Mercury, Punk’dster, Strikes Again

On Jan. 11, as Mercury turned retrograde, Czech concept artist David Cerny punk’d the stodgy Council of the European Union. His joke? A 2,760-square-foot model kit-like sculpture that depicts the 27 EU countries with ironic, politically incorrect stereotypes: France is on strike; Sweden looks like an IKEA flat-pack; Britain is missing altogether. Bulgaria is a patchwork of Turkish squat toilets and Italy is covered in soccer players who look as if they’re masturbating with the help of soccer balls.

The piece, sardonically entitled “Entropa,” was commissioned to celebrate the temporary Czech EU presidency. Twenty-seven individual artists would illustrate the theme “Europe without barriers.”

But Mercury the Trickster had other plans. The underfunded and over-ambitious EU plans inspired Cerny and his colleagues to secretly change the plan.

To complete the postmodernist joke, Cerny’s team created a brochure, complete with 27 fictional artists and dense mock artist statements. Elena Jelebova, for example, is a Bulgarian whose toilets intend “to cause a scandal, especially at home,” with a “punk gesture, intentionally primitive and vulgar, fecally pubertal.”

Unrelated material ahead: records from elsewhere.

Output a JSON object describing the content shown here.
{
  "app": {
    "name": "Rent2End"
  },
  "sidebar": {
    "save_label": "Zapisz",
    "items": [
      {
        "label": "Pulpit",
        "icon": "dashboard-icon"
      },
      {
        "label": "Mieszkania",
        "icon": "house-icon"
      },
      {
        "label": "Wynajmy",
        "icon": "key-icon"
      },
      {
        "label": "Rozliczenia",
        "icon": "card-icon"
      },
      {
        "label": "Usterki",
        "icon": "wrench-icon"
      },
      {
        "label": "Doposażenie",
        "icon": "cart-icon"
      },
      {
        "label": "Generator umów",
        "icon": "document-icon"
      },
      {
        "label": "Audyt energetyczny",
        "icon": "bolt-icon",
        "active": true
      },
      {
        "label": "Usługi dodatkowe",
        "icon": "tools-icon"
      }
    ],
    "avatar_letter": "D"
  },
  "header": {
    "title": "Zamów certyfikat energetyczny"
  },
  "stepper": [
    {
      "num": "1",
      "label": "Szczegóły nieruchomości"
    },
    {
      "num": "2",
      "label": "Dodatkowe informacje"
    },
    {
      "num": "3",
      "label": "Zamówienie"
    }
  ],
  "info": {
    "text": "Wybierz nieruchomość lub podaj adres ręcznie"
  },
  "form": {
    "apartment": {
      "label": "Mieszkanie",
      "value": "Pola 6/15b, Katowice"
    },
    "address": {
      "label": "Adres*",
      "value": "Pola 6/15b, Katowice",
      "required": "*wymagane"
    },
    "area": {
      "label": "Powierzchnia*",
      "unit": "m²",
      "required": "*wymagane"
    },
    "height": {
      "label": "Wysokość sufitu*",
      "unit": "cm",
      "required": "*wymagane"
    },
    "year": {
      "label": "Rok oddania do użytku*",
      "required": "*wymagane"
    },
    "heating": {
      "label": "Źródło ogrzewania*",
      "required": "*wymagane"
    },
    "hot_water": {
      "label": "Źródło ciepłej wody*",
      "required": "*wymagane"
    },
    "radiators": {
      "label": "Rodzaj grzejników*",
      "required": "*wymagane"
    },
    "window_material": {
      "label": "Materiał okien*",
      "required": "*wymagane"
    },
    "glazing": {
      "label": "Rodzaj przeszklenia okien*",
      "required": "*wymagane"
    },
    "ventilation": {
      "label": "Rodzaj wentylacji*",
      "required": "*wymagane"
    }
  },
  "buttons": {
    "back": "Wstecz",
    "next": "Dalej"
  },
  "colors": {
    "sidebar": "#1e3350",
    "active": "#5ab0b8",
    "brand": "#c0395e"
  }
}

The hoax was revealed soon after it’s unveiling. “We knew the truth would come out,” said Cerny to the BBC. “But before that we wanted to find out if Europe is able to laugh at itself.” Bulgaria didn’t: it demanded the Turkish toilets be covered. But the rest of the European countries are — in good Mercury retrograde style — rethinking their assumptions about one another. Which is the point, says Cerny: “Self-reflection, critical thinking and the capacity to perceive oneself as well as the outside world with a sense of irony are the hallmarks of European thinking.”